Quick Cooking with Your Rice Cooker
Apr 2014

As much as I love cooking, it takes time to prep and cook. Sometimes, I just need a meal that doesn’t require much work. One of my favorite gadgets in the kitchen is my rice cooker!  I just turn it on and go back to doing other things. It’s also versatile – I use it to cook more things than just rice, like oatmeal rice! Often overlooked, the rice cooker needs more love.

This recipe takes some time to cook, but prep work is super fast and easy. Just throw all the ingredients into your rice cooker, push the button and walk away! The result is a high protein vegan dish that’s creamy and reminiscent of a risotto in some ways.

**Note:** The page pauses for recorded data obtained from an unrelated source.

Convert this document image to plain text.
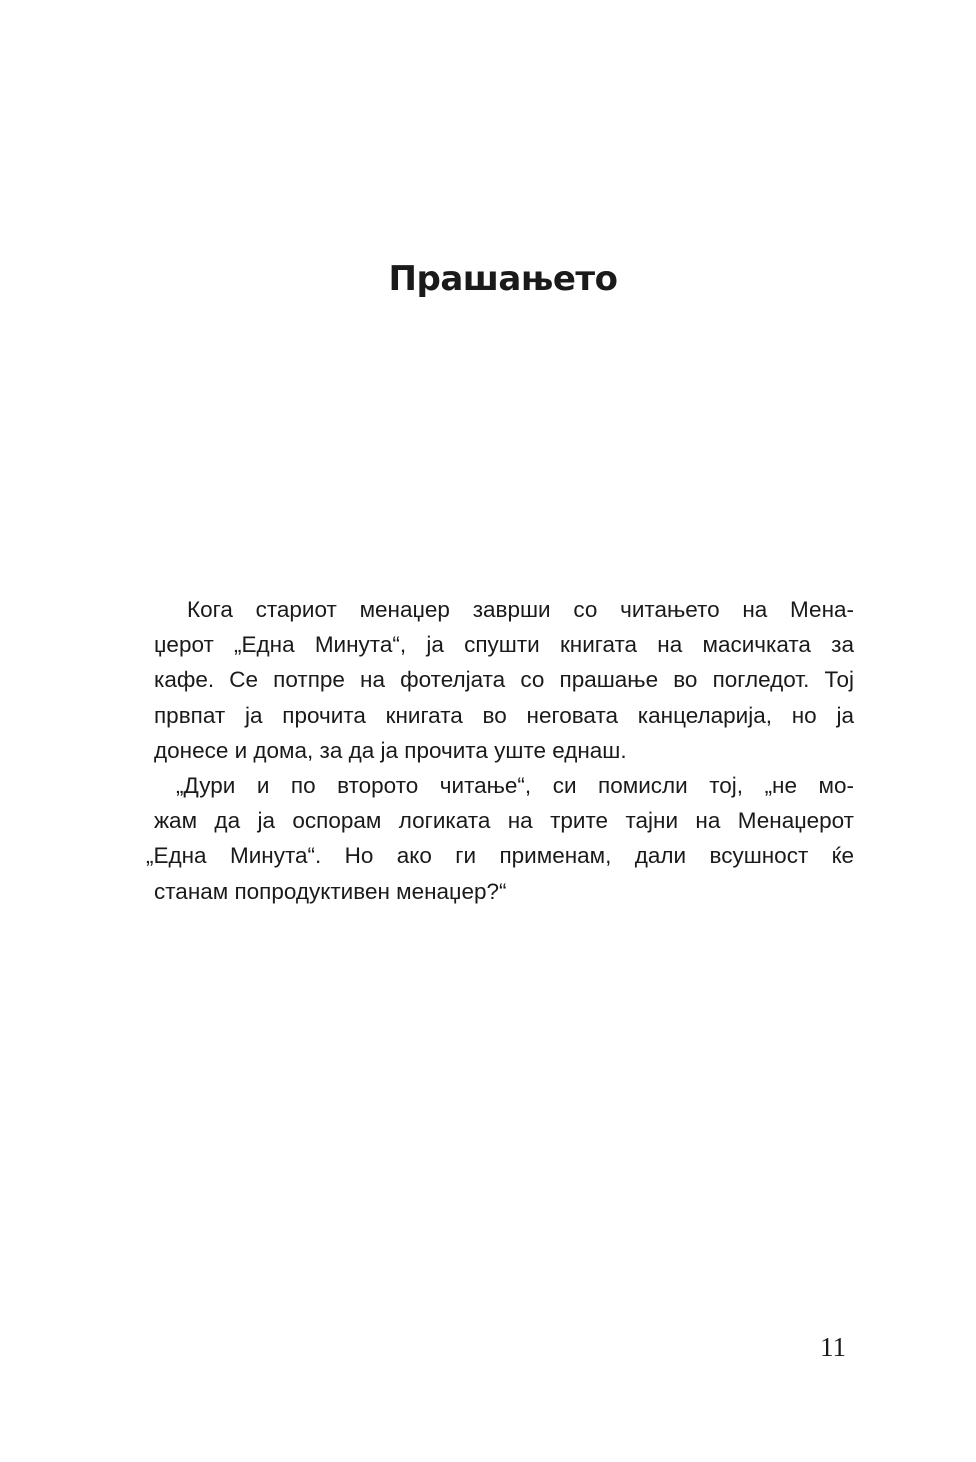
Прашањето
Кога стариот менаџер заврши со читањето на Мена-
џерот „Една Минута“, ја спушти книгата на масичката за
кафе. Се потпре на фотелјата со прашање во погледот. Тој
првпат ја прочита книгата во неговата канцеларија, но ја
донесе и дома, за да ја прочита уште еднаш.
„Дури и по второто читање“, си помисли тој, „не мо-
жам да ја оспорам логиката на трите тајни на Менаџерот
„Една Минута“. Но ако ги применам, дали всушност ќе
станам попродуктивен менаџер?“
11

Getting enough protein in with a plant-based, a.k.a. vegan lifestyle, can be a concern if you’re going veggie. Chia, flax seed, spinach, mushroom, and beans are some of the top whole foods that contain high levels of protein. One of the great things about plants is that they are more easily digested compared to meat, and this allows your body to absorb nutrients more readily. Getting your protein in when you’re eating a plant-based diet isn’t hard if you plan it out just a little bit with dishes like this one.

Creamy Oatmeal Kale Rice

  • 2 1/2 cups of old fashioned oats
  • 1 cup brown rice
  • 5 ½ cups water
  • 1 medium onion diced
  • 1 15 oz can of low-fat refried beans or crushed black beans
  • 2 cloves minced garlic
  • 1 tsp salt
  • 1 tsp chili powder
  • 1 tsp cayenne
  • 1 tsp Bragg’s apple cider vinegar
  • ½ tsp black pepper
  • 1 cup of frozen kale

Place all the ingredients in a rice cook and press the start button. If you have a one button push rice cooker like I do, you’ll need to let it run twice. After the first round, let the cooker cool down and then push the on button again. If you have a rice cooker with a timer, about an hour and 15 minutes should do the trick.

Makes approximately 4-5 servings. You can use fresh kale if you’d like, but use 2 cups instead since fresh isn’t as compact as the frozen kind.

We know it’s best to soak your own beans, but don’t feel guilty about using canned black beans, I do that all the time. They’re a real time saver. Regardless, be sure to mash the beans a bit before you add them. It’s what helps to give this dish a nice creamy texture.